Thirty three riders came back to contest the second round of the Longines FEI World Cup Jumping Final, jumping in reverse order from the standings of Round One. Day 2’s course was biiiiigggg, because, well, it’s a World Championship. The lightly built fences meant poles were going to drop at the slightest touch. Santiago Varela’s course tested the horse and rider combinations’ ability to gallop and stretch, and then immediately come back. Basically, it was a test of strength, rideabilty and carefulness, as well as the riders’ knowledge of their horse’s strengths and weaknesses.
The riders began over an oxer set on the long side of the ring, then crossed the middle in 7 or 8 strides to an oxer. They turned right to come down the Longines combination and then down a going 5 strides to a vertical.After the vertical they had a long gallop around the end and then crossed the ring over a vertical with a short 6 or a long 5 strides to the Ariat oxer. Following the oxer they turned right around the other end of the ring to a maximum height plank set facing into the crowd, which preceded a bending 6 or 7 strides to the triple combination. Then they went on the left rein to a vertical and then 7 strides to a big oxer. Another trip around the end of the ring, this time to the left led to a large silver oxer that served to set up the last line, a short 5 strides to the gold vertical and then a short 3 to the gold oxer. Another 5-5 1/2 strides took them to the final fence. And they had to do all of that in a tidy 81 seconds.

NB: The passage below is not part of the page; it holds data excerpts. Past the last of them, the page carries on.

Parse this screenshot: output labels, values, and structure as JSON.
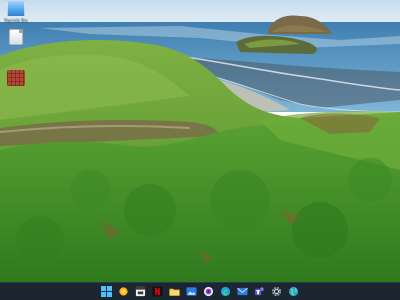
{
  "desktop": {
    "icons": [
      {
        "label": "Recycle Bin",
        "icon": "recycle-bin-icon"
      },
      {
        "label": "",
        "icon": "file-icon"
      },
      {
        "label": "",
        "icon": "app-icon"
      }
    ]
  },
  "taskbar": {
    "background": "#1c2630",
    "items": [
      {
        "name": "start",
        "icon": "windows-start-icon"
      },
      {
        "name": "weather",
        "icon": "weather-icon"
      },
      {
        "name": "calendar",
        "icon": "calendar-icon"
      },
      {
        "name": "netflix",
        "icon": "netflix-icon"
      },
      {
        "name": "file-explorer",
        "icon": "folder-icon"
      },
      {
        "name": "photos",
        "icon": "photos-icon"
      },
      {
        "name": "media",
        "icon": "media-disc-icon"
      },
      {
        "name": "edge",
        "icon": "edge-browser-icon"
      },
      {
        "name": "mail",
        "icon": "mail-icon"
      },
      {
        "name": "teams",
        "icon": "teams-icon"
      },
      {
        "name": "settings",
        "icon": "gear-icon"
      },
      {
        "name": "globe",
        "icon": "globe-icon"
      }
    ]
  },
  "colors": {
    "sky": "#cfe3f2",
    "sea": "#5d98c4",
    "grass": "#4f9a2c",
    "accent": "#2f7fd6"
  }
}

Day 2 was a head scratcher. Horse and rider pairs expected to go well didn’t, and those that were a bit off the radar did. For example, only 3 of the top 10 combinations from Day 1 made it into the top 10 on Day 2. Two of Day 2’s top 10 riders, Americans Peter Lutz and Callan Solem, might have been completely unfamiliar to most worldwide fans of the sport, although Solem’s performances over the course of the two days certainly put her on their radar.
The pole trolls were in their glory, pulling down poles left, right, and center. Penelope Leprevost, so stellar and smooth the night before, was having another brilliant round before she made a catastrophic decision to add a stride to the final fence, throwing Vagabond de la Pomme off his balance and causing the rail. Her partner, Kevin Staut, fared no better as he and For Joy van’t Zorgvliet HDC lowered the height of two fences, one of the rails coming at the B element of the double when the bay gelding “blocked,” keeping his hind legs straight instead of curling them up and out of the way.
Other riders who suffered surprising faults after going clear on opening night were Nicola Philippaerts, Simon Delestre, Patrice Delaveau and Daniel Deusser, all of whom had 4 faults. It was apparent quite quickly that the bogey fences were the gold vertical and oxer combination, which had caused may horses and riders trouble the day before. It’s doubtful that course designer Santiago Varela was unaware he’d placed the fences in exactly the same order on the opposite side of the ring the day before.
At the end of the round 7 riders found themselves jumping off: Christian Ahlmann, Denis Lynch, Peter Lutz, Marco Kutscher, Harrie Smolders, Marcus Ehning and 2015 champion Steve Guerdat. Ahlmann and Taloubet Z were first to go, throwing down the gauntlet by executing a ridiculously tight handbrake turn by taking the inside option to fence. Lynch and All Star came next and put down a conservative clear. Lutz and Kutscher both had 8 faults, followed by Harrie Smolders and the stunning Emerald N.O.P with 4. Marcus Ehning and Cornado NRW shocked onlookers by dropping the height of two fences, and Steve Guerdat and Corbinian came in and left the audience slack-jawed when they took out the first obstacle.
The final results saw Ahlmann on top, with Lynch and Smolders sitting second and third, respectively. Guerdat, the reigning title holder, was just outside the top three in fourth place. Day 2’s drama changed the look of the leaderboard a bit, with Guerdat in first, followed by Ehning. Sitting in third position was Harrie Smolders, with Daniel Deusser closely in fourth. Phillippaerts held fifth, while Solem, Delestre and Leprevost shared the sixth spot. Rounding out the top 10 overall were Marco Kutscher and Christian Ahlmann, who’d jumped 15 spots with his win.
The stage was set for a nail-biter on Day 3, with no less than 4 former champions in the field.